Already a big part of many business travelers' lives, Airbnb is making its first real trip into the business world.

The popular short-term-rental service said today that it's launching Business Travel on Airbnb, a new portal designed to make it easy for business travelers to find and book accommodations that suit their needs. The portal was also built to help companies better manage employee travel programs.

In addition, Airbnb said it's partnering with Concur, whose Triplink system is used by 70 percent of Fortune 100 companies to manage travel expensing and management. According to Airbnb, Concur has reported that every year since 2010, business travelers' spending on Airbnb accommodations has quadrupled.

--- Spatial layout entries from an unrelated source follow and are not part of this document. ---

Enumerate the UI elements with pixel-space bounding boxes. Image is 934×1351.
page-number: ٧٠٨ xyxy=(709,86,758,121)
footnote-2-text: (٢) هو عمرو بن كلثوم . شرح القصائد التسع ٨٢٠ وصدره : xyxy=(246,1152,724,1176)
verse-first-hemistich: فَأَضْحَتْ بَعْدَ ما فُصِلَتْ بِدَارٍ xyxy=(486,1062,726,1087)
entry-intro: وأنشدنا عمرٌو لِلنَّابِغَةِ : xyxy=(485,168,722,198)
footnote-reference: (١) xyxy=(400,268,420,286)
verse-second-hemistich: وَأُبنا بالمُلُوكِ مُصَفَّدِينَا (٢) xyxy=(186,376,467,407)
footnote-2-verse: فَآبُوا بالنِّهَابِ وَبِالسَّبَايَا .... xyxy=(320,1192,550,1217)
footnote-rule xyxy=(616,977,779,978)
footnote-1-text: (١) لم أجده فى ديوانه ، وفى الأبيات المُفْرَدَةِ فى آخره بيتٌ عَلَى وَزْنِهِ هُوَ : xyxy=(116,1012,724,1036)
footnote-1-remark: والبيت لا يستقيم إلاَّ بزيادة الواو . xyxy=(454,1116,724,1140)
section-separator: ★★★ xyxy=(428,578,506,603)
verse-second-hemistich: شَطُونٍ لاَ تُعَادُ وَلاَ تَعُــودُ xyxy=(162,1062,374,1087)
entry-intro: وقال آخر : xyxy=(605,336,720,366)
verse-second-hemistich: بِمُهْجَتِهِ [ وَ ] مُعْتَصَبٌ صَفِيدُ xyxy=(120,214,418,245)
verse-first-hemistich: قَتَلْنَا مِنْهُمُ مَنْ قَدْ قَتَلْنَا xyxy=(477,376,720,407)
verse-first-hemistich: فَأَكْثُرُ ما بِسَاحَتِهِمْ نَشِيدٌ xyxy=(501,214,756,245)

Airbnb hopes that together, the two advances will help smooth the company's reach into the corporate travel market by making it possible for businesses, and their employees, to use the service, mainly by streamlining and formalizing the processes used to book and expense Airbnb accommodations.

That $10 billion valuation

Earlier this year, Airbnb was valued at $10 billion, thanks to a new funding round. That, according to the Wall Street Journal, made the company worth more on paper than huge hotel chains such as Wyndham and Hyatt Hotels. Earlier this month it unveiled a new consumer-oriented look and feel, adopting a "people, places, love" theme.

Now, in an interview, Lex Bayer, Airbnb's head of global payments and business development, said more than 30 companies, including Salesforce.com, Evernote, Eventbrite, and Lyft, have already been using Business Travel on Airbnb. Bayer said the biggest benefit to the companies has been making it simple for managers to track their employees' travel and expenses when staying at places booked on Airbnb.

Plus, he said, integrating Airbnb into these companies' travel systems ensures that the stays fall under company travel policies, something that's been a concern at many companies in the past.

Visitors to the new portal can search for listings friendly toward business travelers. Bayer said those would be a subset of Airbnb's full roster of 800,000 listings that includes only entire homes, and excludes shared listings and things like unusual properties such as tree houses or houseboats. The portal also favors Airbnb listings that offer instant booking, reducing the amount of back and forth that's necessary to reserve an apartment or house.

Bayer said Airbnb is not aiming its new business program at the kind of "road warriors" who move around from city to city every day. Rather, it's focusing on more leisurely business travelers, the kind who expect to stay a few days, and maybe even tack on some vacation. At the same time, Airbnb is hoping to attract clients that want to book accommodations for multiple employees. "Rather than [have a meeting] in a conference room," he said, "they can have it at a home overlooking Lake Tahoe, or do it on a couch."